By Simon Zekaria 

LONDON-- Vodafone Group PLC on Tuesday wrote down the value of its European operations by GBP6.6 billion ($11.1 billion), citing intense price competition and a fall in consumer spending in two of its key markets, Germany and Spain, underscoring the strategic challenge the world's second largest mobile operator by subscriptions faces as it pulls out of the U.S. and concentrates on markets closer to home.

While Vodafone has struggled for years with flagging business in Europe, the size of the write downs, together with a caution that its investment program would hold back earnings next year, prompted the company's shares to fall, tumbling more than 3% in early London trading. The big charge came as Vodafone said full-year profit soared, boosted by a one-time gain from the sale of its stake in Verizon Wireless.

Underscoring the depths of Vodafone's challenges, the company's cumulative write-downs since its fiscal year 2011 amount to some GBP40 billion, almost as much as the GBP48.2 billion one-time gain it recorded in the fiscal year for the Verizon Wireless stake.

The Newbury, England-based company said its impairments affect operations in Germany and Spain--two of its key markets--as well as Portugal, Czech Republic and Romania. It cited lower projected cash flows. High price competition and a squeeze on consumer spending have combined to drag down Vodafone's already underperforming businesses in Europe, where the company generates the lion share of its revenue.
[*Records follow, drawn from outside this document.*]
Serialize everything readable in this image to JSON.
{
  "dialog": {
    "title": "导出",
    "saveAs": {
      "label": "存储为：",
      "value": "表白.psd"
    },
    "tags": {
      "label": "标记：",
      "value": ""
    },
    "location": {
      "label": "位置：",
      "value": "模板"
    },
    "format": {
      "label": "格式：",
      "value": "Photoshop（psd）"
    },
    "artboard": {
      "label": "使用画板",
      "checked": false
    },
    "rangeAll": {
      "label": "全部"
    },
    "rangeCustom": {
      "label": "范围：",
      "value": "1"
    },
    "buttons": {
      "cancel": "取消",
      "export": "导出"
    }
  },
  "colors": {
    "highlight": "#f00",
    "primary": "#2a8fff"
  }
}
The charge follows a previous multibillion-dollar impairment last year amid Europe's bleak economic backdrop.

Chief Executive Vittorio Colao said the company continues to face competitive, regulatory and macroeconomic pressures in Europe, even as there are "encouraging" signs of recovery in Germany and Italy.

"In Germany, there is a generalized lowering of prices," said Mr. Colao, saying its high-value customers were enjoying lower-priced bundles. Mr. Colao added the group suffered lower voice and data quality across its German network, which has been fixed.
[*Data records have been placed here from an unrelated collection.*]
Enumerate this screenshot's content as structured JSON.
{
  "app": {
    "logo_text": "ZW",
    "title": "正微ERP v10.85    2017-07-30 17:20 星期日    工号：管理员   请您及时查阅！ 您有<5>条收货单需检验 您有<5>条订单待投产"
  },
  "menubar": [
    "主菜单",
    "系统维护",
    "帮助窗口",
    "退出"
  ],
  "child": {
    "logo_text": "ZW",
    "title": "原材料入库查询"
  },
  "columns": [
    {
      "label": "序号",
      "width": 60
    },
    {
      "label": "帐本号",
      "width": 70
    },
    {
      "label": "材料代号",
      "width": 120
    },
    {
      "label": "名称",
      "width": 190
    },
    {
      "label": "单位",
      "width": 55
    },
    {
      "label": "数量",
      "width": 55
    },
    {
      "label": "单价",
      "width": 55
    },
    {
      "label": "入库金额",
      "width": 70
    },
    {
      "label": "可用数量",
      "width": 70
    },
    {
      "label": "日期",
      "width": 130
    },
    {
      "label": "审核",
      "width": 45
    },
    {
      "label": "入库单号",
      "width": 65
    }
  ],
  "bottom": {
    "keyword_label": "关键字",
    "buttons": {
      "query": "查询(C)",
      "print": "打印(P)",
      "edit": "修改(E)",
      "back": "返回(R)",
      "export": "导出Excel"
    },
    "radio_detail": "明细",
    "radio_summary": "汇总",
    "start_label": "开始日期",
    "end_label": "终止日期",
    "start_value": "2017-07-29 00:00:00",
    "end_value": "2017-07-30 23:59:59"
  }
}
"The second half of the year will start showing better results in Germany," Mr. Colao said, adding that there should also be improvement in a similar time frame in Italy.

The U.K. and Spain are also showing signs of recovery, Mr. Colao noted.

Still, Vodafone said its emerging markets, which include India, South Africa and Turkey, continue to deliver strong results.

Shares in Vodafone closed down 5.46% on Tuesday after Citi analysts said the update could disappoint investors. Aside from the big impairment charge, analysts also pointed to Vodafone's cautious guidance on 2015 earnings, which the company said would be held back by its 'Project Spring' investment program and foreign exchange movements.

Flush with cash following the landmark sale of its 45% stake in Verizon Wireless to U.S. counterpart Verizon Communications Inc. for $130 billion, Vodafone is focused on deal-making for fixed-line assets in Europe to shore up its stagnating wireless business.

In the past six months, it moved to acquire German cable operator Kabel Deutschland Holding AG and Spanish peer Ono SA in deals worth $10 billion apiece to ramp up its "quad-play" offer of mobile, fixed-line, pay-TV and broadband services. Vodafone is also striking commercial deals with video content providers to bolster its presence.

U.S. telecom giant AT&T, long tipped as a predator for Vodafone, struck a $49 billion deal for satellite-television provider DirecTV to create a pay-television and wireless-phone titan. While AT&T's deal bolsters its presence to take on cable giants Time Warner Cable and Comcast--U.S. rivals that are planning a $45 billion merger of their own-- it makes any AT&T bid for Vodafone less likely, analysts say.

Mr. Colao said AT&T remains a roaming partner in the U.S., but declined to comment on a potential takeover. "It is not for me to comment. We have our strategy. They have theirs."

The world's second-largest mobile operator by subscribers after China Mobile Ltd. said net profit in the fiscal year to March 31 rose to GBP59.3 billion ($99.7 billion) from GBP413 million in the year-earlier period. Revenue fell 1.9% to GBP43.6 billion, versus market expectations of GBP43.4 billion, amid the company's high exposure to sluggish European telecom markets.

The big profit was attributable largely to a one-off contribution of GBP48.2 billion from its sale of its stake in Verizon Wireless. The group also said it benefited from deferred tax assets.

Operating profit adjusted for exceptional items--a key performance metric--fell 37% to GBP7.87 billion, reflecting a five month contribution from Verizon, against a full 12 month contribution in the previous year. Vodafone guided for adjusted operating profit of around GBP5 billion.

The group declared a fiscal-year dividend a share of 11 pence, up 8% on the prior year.